İşgale, Sosyal Yıkıma ve Anti Terör Yasalarına Karşı 1 Mayısta ALANLARA
Share on Facebook Share on Twitter
 
Diğer yazılar
 

1 Mayıs Avustralyalı işçiler, 1856'da, sekiz saatlik işgünü kazanmak için, bir proleter gün yaratma fikriyle gösteriler yaparak, toplantılar ve eğlenceler düzenleyerek, hep birlikte bir günlük iş bırakmaya karar verdiler.

Avustralyalı isçilerin örneğini ilk izleyen Amerikali işçiler, 1886'da l Mayıs'ın evrensel bir iş bırakma günü olmasına karar verdiler, l Mayıs'ta 200 bin Amerikalı işçi iş bıraktı ve 8 saatlik işgünü talebinde bulundu.

Şikago'lu işçilerin bu eylemine Amerikan burjuvazisi vahşice saldırdı, yüzlerce işçi yaralanırken dört işçi de şehit düştü.

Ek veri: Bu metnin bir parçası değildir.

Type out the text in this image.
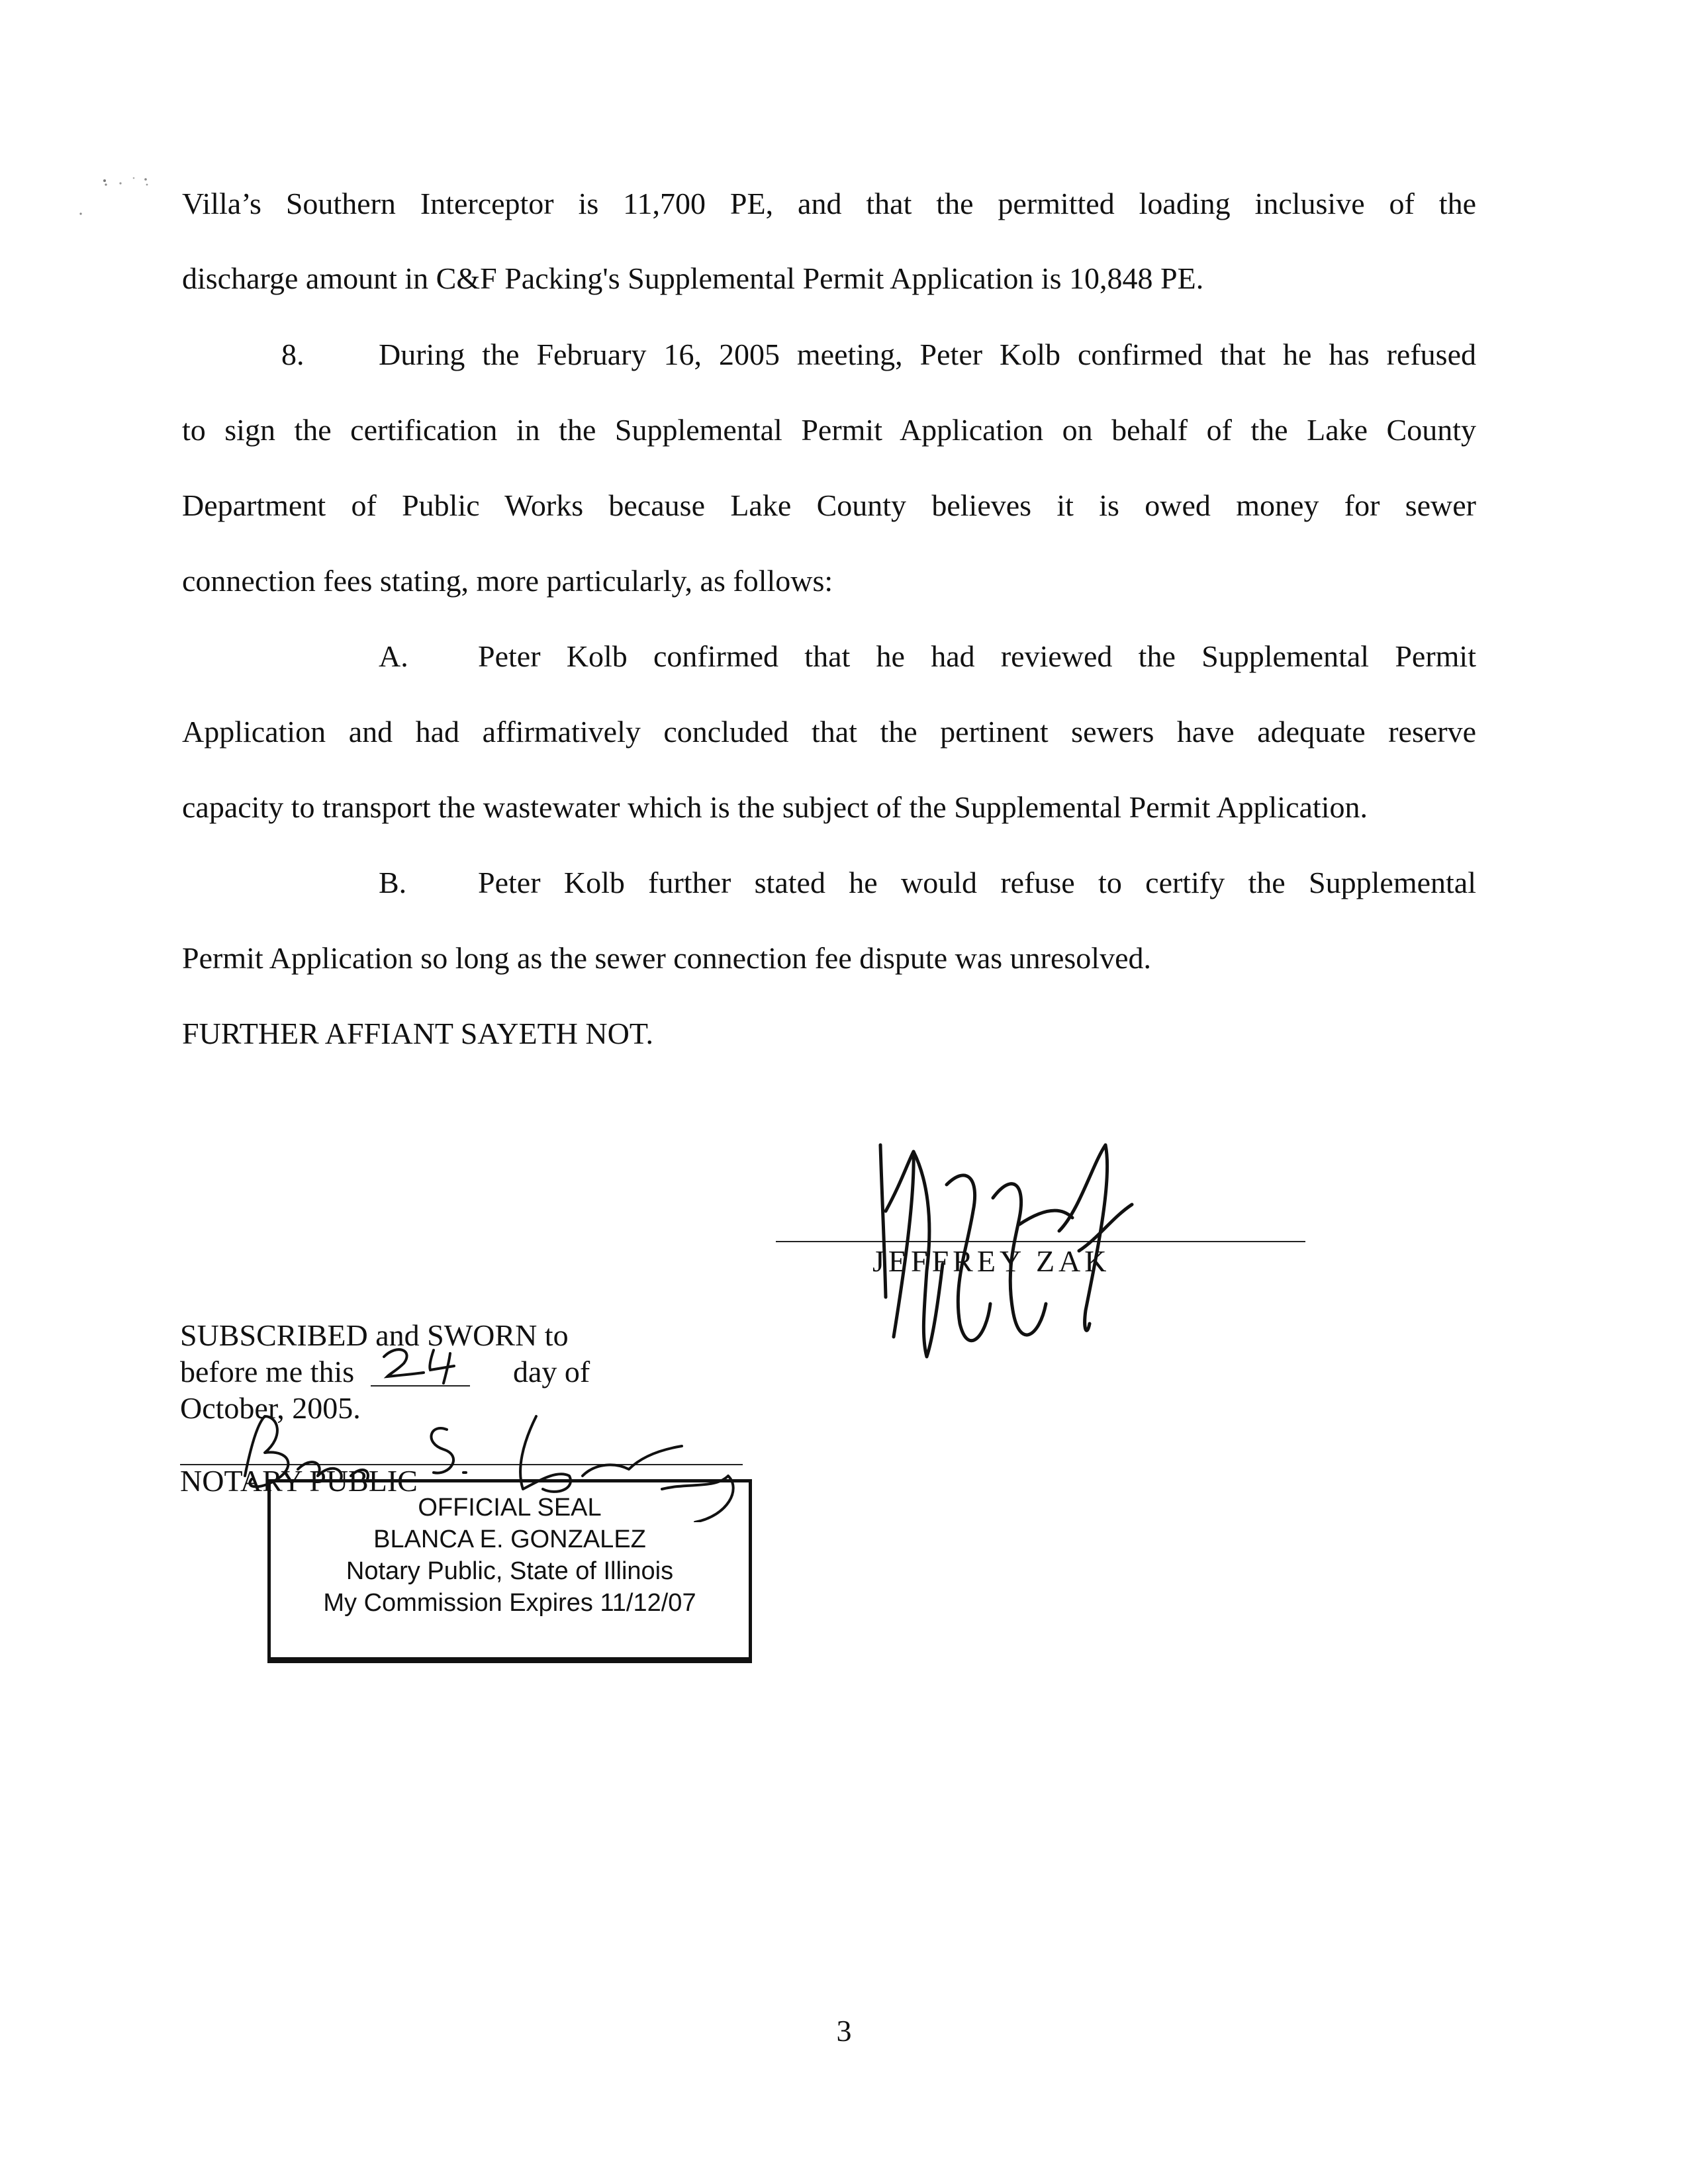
Villa’s Southern Interceptor is 11,700 PE, and that the permitted loading inclusive of the
discharge amount in C&F Packing's Supplemental Permit Application is 10,848 PE.
8. During the February 16, 2005 meeting, Peter Kolb confirmed that he has refused
to sign the certification in the Supplemental Permit Application on behalf of the Lake County
Department of Public Works because Lake County believes it is owed money for sewer
connection fees stating, more particularly, as follows:
A. Peter Kolb confirmed that he had reviewed the Supplemental Permit
Application and had affirmatively concluded that the pertinent sewers have adequate reserve
capacity to transport the wastewater which is the subject of the Supplemental Permit Application.
B. Peter Kolb further stated he would refuse to certify the Supplemental
Permit Application so long as the sewer connection fee dispute was unresolved.
FURTHER AFFIANT SAYETH NOT.
JEFFREY ZAK
SUBSCRIBED and SWORN to
before me this	day of
October, 2005.
NOTARY PUBLIC
OFFICIAL SEAL
BLANCA E. GONZALEZ
Notary Public, State of Illinois
My Commission Expires 11/12/07
3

Güçlenen ve canlanan Avrupa'daki işçi hareketinin en güçlü ifadesi olarak 1889'da toplanan Uluslararası İşçiler Kongresi, sekiz saatlik işgünü talebinin en başta yer alması fikriyle, 1 Mayıs'ın tüm ülkelerde Uluslararası Birlik, Mücadele ve Dayanışma günü olarak kutlanmasını ve l Mayıs 1890'da grev yapılmasını kararlaştırdı.

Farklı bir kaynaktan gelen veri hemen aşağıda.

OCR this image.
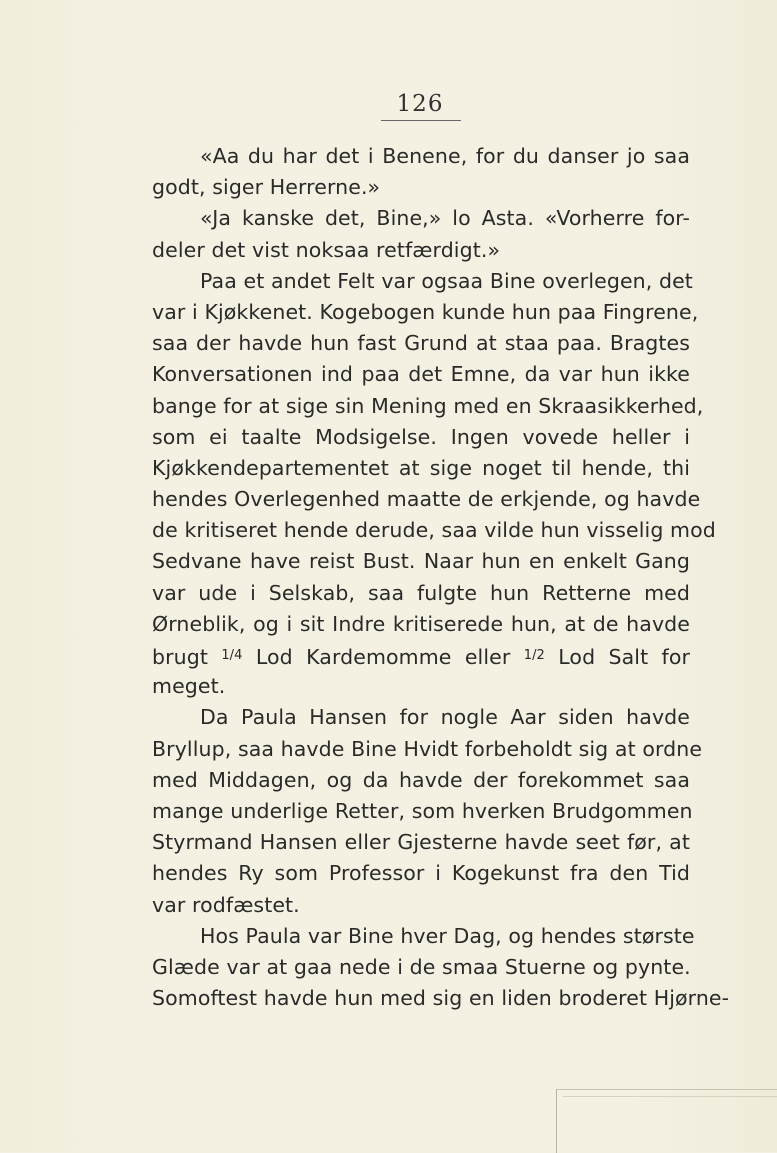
126
«Aa du har det i Benene, for du danser jo saa
godt, siger Herrerne.»
«Ja kanske det, Bine,» lo Asta. «Vorherre for-
deler det vist noksaa retfærdigt.»
Paa et andet Felt var ogsaa Bine overlegen, det
var i Kjøkkenet. Kogebogen kunde hun paa Fingrene,
saa der havde hun fast Grund at staa paa. Bragtes
Konversationen ind paa det Emne, da var hun ikke
bange for at sige sin Mening med en Skraasikkerhed,
som ei taalte Modsigelse. Ingen vovede heller i
Kjøkkendepartementet at sige noget til hende, thi
hendes Overlegenhed maatte de erkjende, og havde
de kritiseret hende derude, saa vilde hun visselig mod
Sedvane have reist Bust. Naar hun en enkelt Gang
var ude i Selskab, saa fulgte hun Retterne med
Ørneblik, og i sit Indre kritiserede hun, at de havde
brugt $^{1/4}$ Lod Kardemomme eller $^{1/2}$ Lod Salt for
meget.
Da Paula Hansen for nogle Aar siden havde
Bryllup, saa havde Bine Hvidt forbeholdt sig at ordne
med Middagen, og da havde der forekommet saa
mange underlige Retter, som hverken Brudgommen
Styrmand Hansen eller Gjesterne havde seet før, at
hendes Ry som Professor i Kogekunst fra den Tid
var rodfæstet.
Hos Paula var Bine hver Dag, og hendes største
Glæde var at gaa nede i de smaa Stuerne og pynte.
Somoftest havde hun med sig en liden broderet Hjørne-
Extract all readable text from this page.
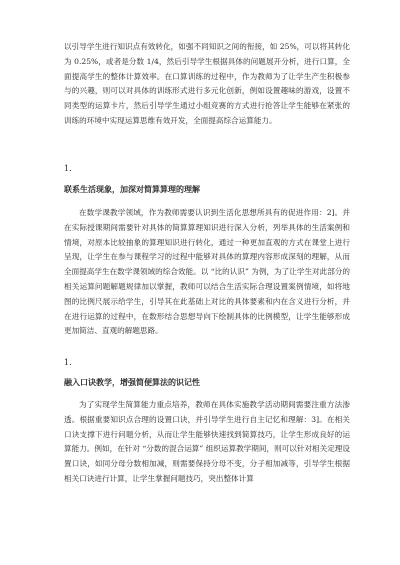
以引导学生进行知识点有效转化，如强不同知识之间的衔接，如 25%，可以将其转化为 0.25%，或者是分数 1/4，然后引导学生根据具体的问题展开分析，进行口算，全面提高学生的整体计算效率。在口算训练的过程中，作为教师为了让学生产生积极参与的兴趣，则可以对具体的训练形式进行多元化创新，例如设置趣味的游戏，设置不同类型的运算卡片，然后引导学生通过小组竞赛的方式进行抢答让学生能够在紧张的训练的环境中实现运算思维有效开发，全面提高综合运算能力。

1.

联系生活现象，加深对简算算理的理解

在数学课教学领域，作为教师需要认识到生活化思想所具有的促进作用：2]。并在实际授课期间需要针对具体的简算算理知识进行深入分析，列举具体的生活案例和情境，对原本比较抽象的算理知识进行转化，通过一种更加直观的方式在课堂上进行呈现，让学生在参与课程学习的过程中能够对具体的算理内容形成深刻的理解，从而全面提高学生在数学课领域的综合效能。以 “比的认识” 为例，为了让学生对此部分的相关运算问题解题规律加以掌握，教师可以结合生活实际合理设置案例情境，如将地图的比例尺展示给学生，引导其在此基础上对比的具体要素和内在含义进行分析，并在进行运算的过程中，在数形结合思想导向下绘制具体的比例模型，让学生能够形成更加简洁、直观的解题思路。

1.

融入口诀教学，增强简便算法的识记性

为了实现学生简算能力重点培养，教师在具体实施教学活动期间需要注重方法渗透。根据重要知识点合理的设置口诀，并引导学生进行自主记忆和理解：3]。在相关口诀支撑下进行问题分析，从而让学生能够快速找到简算技巧，让学生形成良好的运算能力。例如，在针对 “分数的混合运算” 组织运算教学期间，则可以针对相关定理设置口诀，如同分母分数相加减，则需要保持分母不变，分子相加减等，引导学生根据相关口诀进行计算，让学生掌握问题技巧，突出整体计算
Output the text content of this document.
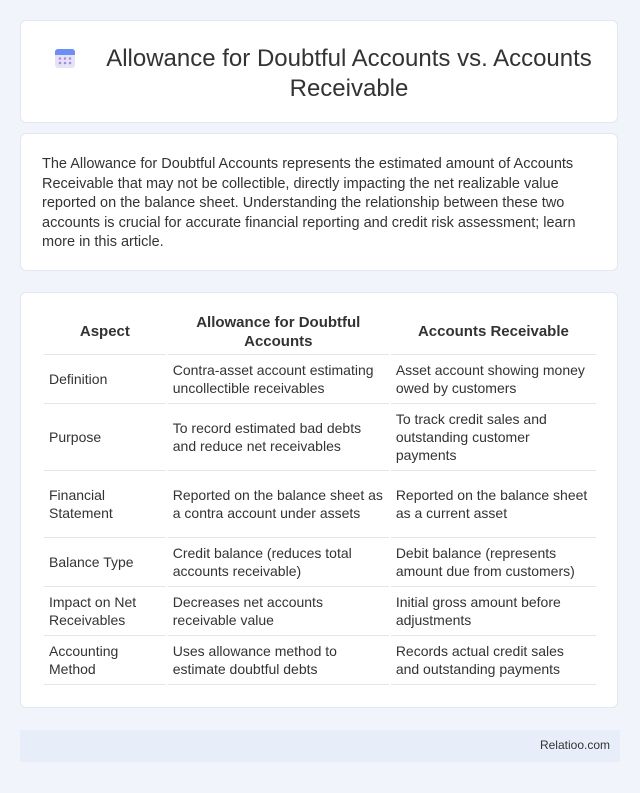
Allowance for Doubtful Accounts vs. Accounts Receivable
The Allowance for Doubtful Accounts represents the estimated amount of Accounts Receivable that may not be collectible, directly impacting the net realizable value reported on the balance sheet. Understanding the relationship between these two accounts is crucial for accurate financial reporting and credit risk assessment; learn more in this article.
Aspect	Allowance for Doubtful Accounts	Accounts Receivable
Definition	Contra-asset account estimating uncollectible receivables	Asset account showing money owed by customers
Purpose	To record estimated bad debts and reduce net receivables	To track credit sales and outstanding customer payments
Financial Statement	Reported on the balance sheet as a contra account under assets	Reported on the balance sheet as a current asset
Balance Type	Credit balance (reduces total accounts receivable)	Debit balance (represents amount due from customers)
Impact on Net Receivables	Decreases net accounts receivable value	Initial gross amount before adjustments
Accounting Method	Uses allowance method to estimate doubtful debts	Records actual credit sales and outstanding payments
Relatioo.com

Avrupa işçi sınıfının direngen tutumu sonucu, 1 Mayıs Avrupa'nın birçok ülkesinde işçi sınıfının kendi talepleriyle sokağa çıktığı bir tatil günü olarak kabul ettirilmiştir.

Bu kazanılmıs hakka rağmen, sarı sendikacılar içeriğini boşaltarak 1 Mayıs'ı bir "tatil" günü olarak ele almaya baslamışlardır.

1 Mayıs, bir tatil günü değil, mücadele şiarlarının yükseldiği, uluslararası düzeyde dayanısmanın örüldüğü, burjuvazinin saldırılarına yanıt verildiği bir gün olmalıdır.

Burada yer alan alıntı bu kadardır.